- Theatrical release poster
- Directed by: Robert Wise
- Screenplay by: Terence Brennan
- Story by: Allan A. Goldstein Tony Mark
- Produced by: Stuart Benjamin
- Starring: Jason Gedrick; Troy Beyer; Eddie Velez; Tisha Campbell;
- Cinematography: Theo van de Sande
- Music by: Michael Kamen David A. Stewart
- Distributed by: New Visions Pictures
- Release date: March 17, 1989;
- Running time: 95 minutes
- Country: United States
- Language: English
- Budget: $7–8 million
- Box office: $2,043,889

= Rooftops (film) =

Rooftops is a 1989 American crime and dance musical drama film directed by Robert Wise, which follows the misadventures of two homeless teenagers in Manhattan.

Rooftops was the last theatrical motion picture directed by Wise and the second of his films about poor young New Yorkers, the first being the famous West Side Story.

==Plot==
Squeak, the main character's best friend has tagged the wrong place and a local crew of misfits seeks to teach him a lesson. A chase ensues through the streets of New York City, through abandoned buildings and on rooftops. Squeak is finally cornered before his best friend and the film's main hero, T, comes to his rescue. The rest of the film focuses on T and his group of friends, among them a reformed prostitute, a young woman, and a deaf basketball player.

T is famous among the neighbourhood for taking place in a dance called "combat" in which "combatants" attempt to force each other off of a square fighting surface through only intimidation, no contact is allowed. T falls in love with Elana and she reciprocates his feelings. T is also exposed to Capoeira, which he naturally compares to his own fighting style.

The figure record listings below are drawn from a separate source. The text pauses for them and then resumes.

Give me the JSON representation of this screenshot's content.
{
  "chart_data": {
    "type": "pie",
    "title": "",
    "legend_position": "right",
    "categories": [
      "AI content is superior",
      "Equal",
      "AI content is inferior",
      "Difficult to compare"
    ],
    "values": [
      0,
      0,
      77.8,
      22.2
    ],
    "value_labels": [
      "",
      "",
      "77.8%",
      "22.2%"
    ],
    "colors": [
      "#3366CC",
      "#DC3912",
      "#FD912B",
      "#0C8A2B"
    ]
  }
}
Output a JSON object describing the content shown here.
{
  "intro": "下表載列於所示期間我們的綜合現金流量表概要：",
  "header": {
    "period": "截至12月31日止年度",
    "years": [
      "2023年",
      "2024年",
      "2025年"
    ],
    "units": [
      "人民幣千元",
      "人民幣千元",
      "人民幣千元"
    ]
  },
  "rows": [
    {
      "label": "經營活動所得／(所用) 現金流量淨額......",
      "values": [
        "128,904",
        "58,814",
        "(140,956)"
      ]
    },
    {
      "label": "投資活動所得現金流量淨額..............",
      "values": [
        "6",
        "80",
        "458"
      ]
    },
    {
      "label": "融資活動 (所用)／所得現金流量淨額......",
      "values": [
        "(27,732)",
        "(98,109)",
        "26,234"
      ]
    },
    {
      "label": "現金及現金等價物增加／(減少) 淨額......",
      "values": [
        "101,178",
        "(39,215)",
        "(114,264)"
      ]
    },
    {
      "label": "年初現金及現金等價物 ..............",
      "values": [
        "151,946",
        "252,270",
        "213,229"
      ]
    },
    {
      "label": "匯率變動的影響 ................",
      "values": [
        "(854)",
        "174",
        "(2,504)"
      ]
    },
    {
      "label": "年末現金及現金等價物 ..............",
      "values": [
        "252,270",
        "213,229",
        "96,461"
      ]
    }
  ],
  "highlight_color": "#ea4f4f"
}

The main antagonists are a group of drug dealers who are slowly taking over the city's abandoned buildings, stringing out the local youth and establishing themselves as the law of the streets. Squeak crosses the drug dealers and pays for it with his life. The rest of the movie follows T and his friends quest for redemption at the hands of the drug dealers, and ends in a climactic rooftop battle.

==Cast==
- Jason Gedrick as "T"
- Troy Beyer as Elena
- Eddie Velez as "Lobo"
- Tisha Campbell as Amber
- Alexis Cruz as "Squeak"
- Allen Payne as Kadim
- Steve Love as Jackie "Sky"
- Rafael Baez as Raphael
- Jaime Tirelli as Officer Rivera
- Luis Guzmán as Martinez
- Millie Tirelli as Squeak's Mother
- Robert LaSardo as "Blade"
- Jay Boryea as Willie
- Rockets Redglare as Carlos
- Edouard DeSoto as Angelo
- John Canada Terrell as Junkie Cop
- Bruce Smolanoff as "Bones"
- Paul Herman as Jimmy
- Edythe Jason as Lois
- Lauren Tom as Audry
- Stuart Rudin as Wino
- Coley Wallace as Lester
- Herb Kerr as Jorge
- Peter Lopez as "Burn"
- Kurt Lott as "Zit"
- Jed James as "X"

==Critical reception==
The film was not well-received by critics. The film has a composite score of 10% on Rotten Tomatoes from 20 reviews. Roger Ebert opined that the film was unrealistic and sugarcoated the grim realities facing homeless teenagers.

==Soundtrack==
The music credits included the title song "Rooftops" performed by Jeffrey Osborne, "Avenue D," performed by Etta James, featuring David A. Stewart, and Bullet Proof Heart, written and produced by Grace Jones.

==Home media release==
Rooftops was first released on VHS and Laserdisc in 1989 by International Video Entertainment.

Platinum Disc released the film onto DVD in 2002, but the DVD was in full screen and did not contain any bonus material. That DVD has since been discontinued.

The current DVD is a double feature release with A Midsummer Night's Rave.